Antes de alcançar essa conformação organizada, o cenário espacial apresentava características completamente diferentes das observadas hoje pelos astrônomos. Bilhões de anos atrás, o colapso do gás primordial originou um disco achatado primitivo que preservava o momento angular do sistema. Cientistas usaram simulações numéricas modernas para tentar entender como essa estabilidade inicial acabou sofrendo uma antiga colisão cósmica.

O que foi o evento Gaia-Salsicha-Enceladus?
Por décadas, astrônomos desconfiavam que a galáxia não havia evoluído de forma isolada no cosmos profundo. Essa suspeita ganhou forças reais em 2018 com o recebimento de dados enviados pela importante missão Gaia. O satélite mapeou estrelas velhas com órbitas inclinadas e movimentos muito incomuns cruzando o halo galáctico atual.
Os dados comprovaram que esses astros pertenciam a uma galáxia menor que acabou absorvida em um processo violento de fusão. Os novos modelos revelam que esse impacto destrutivo aconteceu há cerca de 11 bilhões de anos no espaço. Essa colisão massiva espalhou materiais pesados e alterou o rumo evolutivo do nosso sistema, consolidando os seguintes impactos:
- A desintegração completa do disco estelar primitivo que existia na época do impacto.
- A redistribuição caótica de estrelas antigas, gases e momento angular pela periferia.
- O aquecimento dinâmico do ambiente que forçou uma reorganização estrutural lenta.
Os resultados das pesquisas mostram que o formato plano que vemos hoje nasceu após essa recuperação gravitacional. O disco fino atual se estabilizou muito tempo depois que a poeira gerada pelo forte choque espacial baixou.

Como esse choque gerou uma explosão de novas estrelas?

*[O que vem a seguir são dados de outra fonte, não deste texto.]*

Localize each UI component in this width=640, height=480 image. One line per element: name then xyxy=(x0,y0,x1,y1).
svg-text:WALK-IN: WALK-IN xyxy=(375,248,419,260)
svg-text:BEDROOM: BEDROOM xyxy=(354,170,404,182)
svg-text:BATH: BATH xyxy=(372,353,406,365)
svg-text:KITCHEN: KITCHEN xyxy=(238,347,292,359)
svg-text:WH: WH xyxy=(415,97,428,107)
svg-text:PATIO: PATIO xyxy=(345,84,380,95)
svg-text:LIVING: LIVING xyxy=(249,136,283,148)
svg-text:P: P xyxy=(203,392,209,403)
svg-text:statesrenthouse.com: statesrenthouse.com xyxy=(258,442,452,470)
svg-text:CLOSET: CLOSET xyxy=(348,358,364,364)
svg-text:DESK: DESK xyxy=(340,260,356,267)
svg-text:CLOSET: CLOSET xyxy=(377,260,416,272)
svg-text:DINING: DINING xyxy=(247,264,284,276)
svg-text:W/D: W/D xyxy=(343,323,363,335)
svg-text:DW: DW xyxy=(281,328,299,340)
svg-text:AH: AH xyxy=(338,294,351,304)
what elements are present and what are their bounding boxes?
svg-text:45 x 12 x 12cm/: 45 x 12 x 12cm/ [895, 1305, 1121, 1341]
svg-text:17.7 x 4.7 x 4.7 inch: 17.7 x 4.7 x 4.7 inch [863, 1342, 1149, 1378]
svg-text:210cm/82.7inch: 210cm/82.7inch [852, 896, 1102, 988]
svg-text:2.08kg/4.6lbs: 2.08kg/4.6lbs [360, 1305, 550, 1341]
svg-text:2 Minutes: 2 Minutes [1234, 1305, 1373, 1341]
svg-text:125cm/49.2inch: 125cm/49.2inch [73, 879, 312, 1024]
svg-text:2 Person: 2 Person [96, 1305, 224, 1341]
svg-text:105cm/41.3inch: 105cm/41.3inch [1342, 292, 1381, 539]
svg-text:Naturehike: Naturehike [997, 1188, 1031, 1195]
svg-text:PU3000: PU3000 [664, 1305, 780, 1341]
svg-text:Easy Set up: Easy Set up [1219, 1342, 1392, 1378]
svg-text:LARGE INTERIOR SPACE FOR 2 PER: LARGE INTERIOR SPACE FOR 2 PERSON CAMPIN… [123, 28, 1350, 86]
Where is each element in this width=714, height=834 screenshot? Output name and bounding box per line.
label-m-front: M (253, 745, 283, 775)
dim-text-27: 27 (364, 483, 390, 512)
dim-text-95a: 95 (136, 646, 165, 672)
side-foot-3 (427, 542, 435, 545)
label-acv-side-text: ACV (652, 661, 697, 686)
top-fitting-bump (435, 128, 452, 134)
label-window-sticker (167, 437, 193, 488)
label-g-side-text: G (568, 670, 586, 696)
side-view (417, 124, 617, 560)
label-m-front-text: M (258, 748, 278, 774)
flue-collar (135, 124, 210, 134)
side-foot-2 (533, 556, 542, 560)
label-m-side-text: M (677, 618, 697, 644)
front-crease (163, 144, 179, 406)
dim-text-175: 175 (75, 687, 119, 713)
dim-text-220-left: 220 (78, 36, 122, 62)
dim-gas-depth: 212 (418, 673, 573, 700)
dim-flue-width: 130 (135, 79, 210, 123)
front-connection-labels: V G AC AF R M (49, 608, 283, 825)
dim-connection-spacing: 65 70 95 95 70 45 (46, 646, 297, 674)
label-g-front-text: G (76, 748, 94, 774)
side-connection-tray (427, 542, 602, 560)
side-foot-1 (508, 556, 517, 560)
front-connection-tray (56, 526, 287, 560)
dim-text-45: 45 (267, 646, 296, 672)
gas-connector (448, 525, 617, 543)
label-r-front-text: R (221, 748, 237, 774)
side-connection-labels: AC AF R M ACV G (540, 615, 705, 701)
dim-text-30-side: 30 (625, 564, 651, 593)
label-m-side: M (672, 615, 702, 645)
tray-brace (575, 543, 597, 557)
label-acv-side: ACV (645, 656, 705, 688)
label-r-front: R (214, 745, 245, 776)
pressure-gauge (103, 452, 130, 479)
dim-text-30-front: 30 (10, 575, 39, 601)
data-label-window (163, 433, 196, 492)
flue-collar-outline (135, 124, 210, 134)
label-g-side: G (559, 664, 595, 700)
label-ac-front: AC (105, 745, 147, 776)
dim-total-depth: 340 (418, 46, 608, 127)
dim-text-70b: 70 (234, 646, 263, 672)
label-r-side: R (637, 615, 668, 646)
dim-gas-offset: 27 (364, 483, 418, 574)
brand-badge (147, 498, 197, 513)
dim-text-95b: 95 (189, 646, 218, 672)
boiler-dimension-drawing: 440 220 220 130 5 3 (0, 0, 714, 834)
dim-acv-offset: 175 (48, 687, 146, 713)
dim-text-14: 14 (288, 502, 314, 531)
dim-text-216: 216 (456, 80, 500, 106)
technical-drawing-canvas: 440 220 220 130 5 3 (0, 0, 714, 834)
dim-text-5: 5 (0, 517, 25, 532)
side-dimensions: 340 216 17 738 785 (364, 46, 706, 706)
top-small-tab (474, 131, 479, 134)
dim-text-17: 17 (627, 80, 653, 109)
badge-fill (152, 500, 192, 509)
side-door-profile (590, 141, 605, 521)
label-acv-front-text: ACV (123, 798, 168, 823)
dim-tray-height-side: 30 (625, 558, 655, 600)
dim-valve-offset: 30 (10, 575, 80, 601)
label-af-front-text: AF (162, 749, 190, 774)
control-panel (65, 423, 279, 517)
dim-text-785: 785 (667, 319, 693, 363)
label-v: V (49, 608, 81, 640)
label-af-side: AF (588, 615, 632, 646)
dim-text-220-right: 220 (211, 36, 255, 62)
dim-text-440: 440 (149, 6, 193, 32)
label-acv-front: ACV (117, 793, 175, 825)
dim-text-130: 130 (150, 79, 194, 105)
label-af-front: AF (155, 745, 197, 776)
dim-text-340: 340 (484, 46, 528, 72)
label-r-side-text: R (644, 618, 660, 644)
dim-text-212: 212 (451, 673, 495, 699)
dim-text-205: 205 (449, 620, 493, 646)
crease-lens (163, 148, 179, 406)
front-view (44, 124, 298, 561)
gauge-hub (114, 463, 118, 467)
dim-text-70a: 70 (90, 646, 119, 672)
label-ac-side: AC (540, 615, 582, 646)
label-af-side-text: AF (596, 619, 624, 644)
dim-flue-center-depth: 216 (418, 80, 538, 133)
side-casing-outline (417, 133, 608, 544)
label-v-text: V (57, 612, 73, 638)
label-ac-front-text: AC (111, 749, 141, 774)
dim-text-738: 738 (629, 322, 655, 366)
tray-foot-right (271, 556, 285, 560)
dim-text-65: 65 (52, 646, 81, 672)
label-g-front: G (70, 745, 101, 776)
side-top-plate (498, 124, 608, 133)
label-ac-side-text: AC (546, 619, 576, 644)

As simulações virtuais revelaram outro fenômeno fascinante que coincidiu com o período da fusão com o sistema vizinho. Durante a batida entre os corpos celestes, imensas quantidades de gás interestelar sofreram uma compressão gravitacional imediata. Esse processo elevou drasticamente a densidade dos elementos químicos, gerando o colapso rápido de nuvens moleculares.
Como consequência direta dessa alteração de densidade, a galáxia viveu uma intensa explosão de nascimento de astros jovens. O aumento na produção de aglomerados estelares serve como uma pista crucial para os pesquisadores que investigam o período. Esta foi a primeira vez que a ciência conectou diretamente a fusão Gaia-Salsicha-Enceladus ao surto de formação estelar antiga.
O que os modelos numéricos revelam sobre o futuro da astronomia?
O estudo ajuda a decifrar mistérios incômodos, como a velocidade inesperada de estrelas que ficam localizadas nas bordas externas. Pela lógica da matéria visível, os astros distantes deveriam girar de forma mais lenta ao redor do centro. A velocidade alta observada pelos telescópios comprova a forte presença oculta do halo de matéria escura invisível.
Entender essas colisões do passado permite que os cientistas criem projeções muito mais realistas sobre os próximos bilhões de anos. Os dados refinados servem para calibrar os telescópios de última geração que buscam respostas em galáxias distantes. O avanço tecnológico mostra que o nosso lar espacial foi forjado pelo caos de uma antiga colisão cósmica.